Gesetz zu Ausweisentzug könnte geändert werden

Klagemöglichkeiten sollen verbessert werden

Im Januar hatte das Bundeskabinett einen Gesetzentwurf beschlossen, mit dem Extremisten künftig der Personalausweis entzogen werden kann, um sie an der Ausreise zu hindern.
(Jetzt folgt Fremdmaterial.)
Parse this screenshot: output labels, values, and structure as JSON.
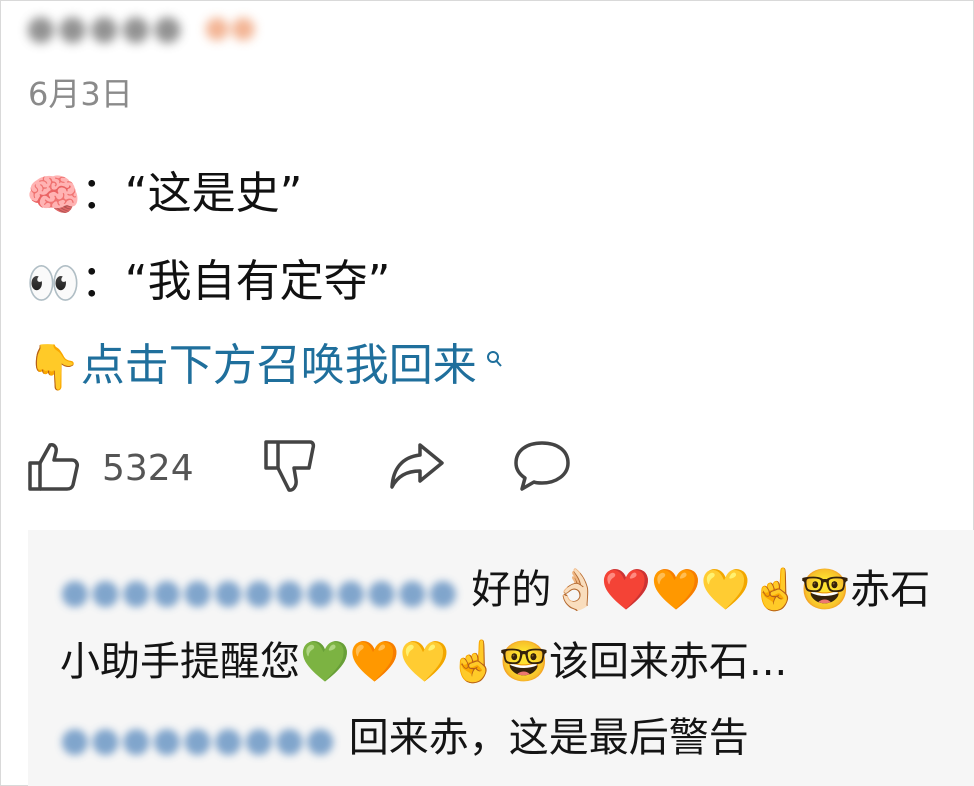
{
  "post": {
    "author_blurred": "●●●●●",
    "badge_blurred": "●●",
    "date": "6月3日",
    "lines": [
      {
        "emoji": "🧠",
        "text": "：“这是史”"
      },
      {
        "emoji": "👀",
        "text": "：“我自有定夺”"
      }
    ],
    "link": {
      "emoji": "👇",
      "text": "点击下方召唤我回来",
      "icon": "search-icon"
    }
  },
  "actions": {
    "like_count": "5324",
    "icons": [
      "thumbs-up-icon",
      "thumbs-down-icon",
      "share-icon",
      "comment-icon"
    ]
  },
  "comments": [
    {
      "author_blurred": "●●●●●●●●●●●●●",
      "text": "好的👌🏻❤️🧡💛☝️🤓赤石"
    },
    {
      "author_blurred": "",
      "text": "小助手提醒您💚🧡💛☝️🤓该回来赤石..."
    },
    {
      "author_blurred": "●●●●●●●●●",
      "text": "回来赤，这是最后警告"
    }
  ],
  "colors": {
    "link": "#1f6f9c",
    "comment_bg": "#f6f6f6",
    "meta": "#8a8a8a"
  }
}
Berlin - Die Bundesregierung ist bereit, ihren umstrittenen Gesetzentwurf zum Entzug des Personalausweises von Dschihadisten zu ändern. Das Kabinett will die Klagemöglichkeiten gegen eine solche Maßnahme verbessern, wie nach Angaben des Bundestagspressedienstes aus einer Stellungnahme an den Bundesrat hervorgeht. Es solle eine "Korrektur mit Bezug auf die statthafte Klageart bei einer Personalausweisversagung" geben, schrieb die Regierung demnach an die Länderkammer.

Die Zahl von Islamisten, die von Deutschland Richtung Syrien ausreisen, steigt zudem weiter. Die Behörden haben 650 solcher Fälle registriert, wie der Präsident des Bundeskriminalamtes, Holger Münch, bei einer Anhörung des Bundestages sagte. Im Gesetzentwurf war noch von rund 450 solcher Ausreisen ausgegangen worden. Diese Menschen reisten nach Syrien aus, um sich dort oder im Irak an Kampfhandlungen zu beteiligen, sagte Münch.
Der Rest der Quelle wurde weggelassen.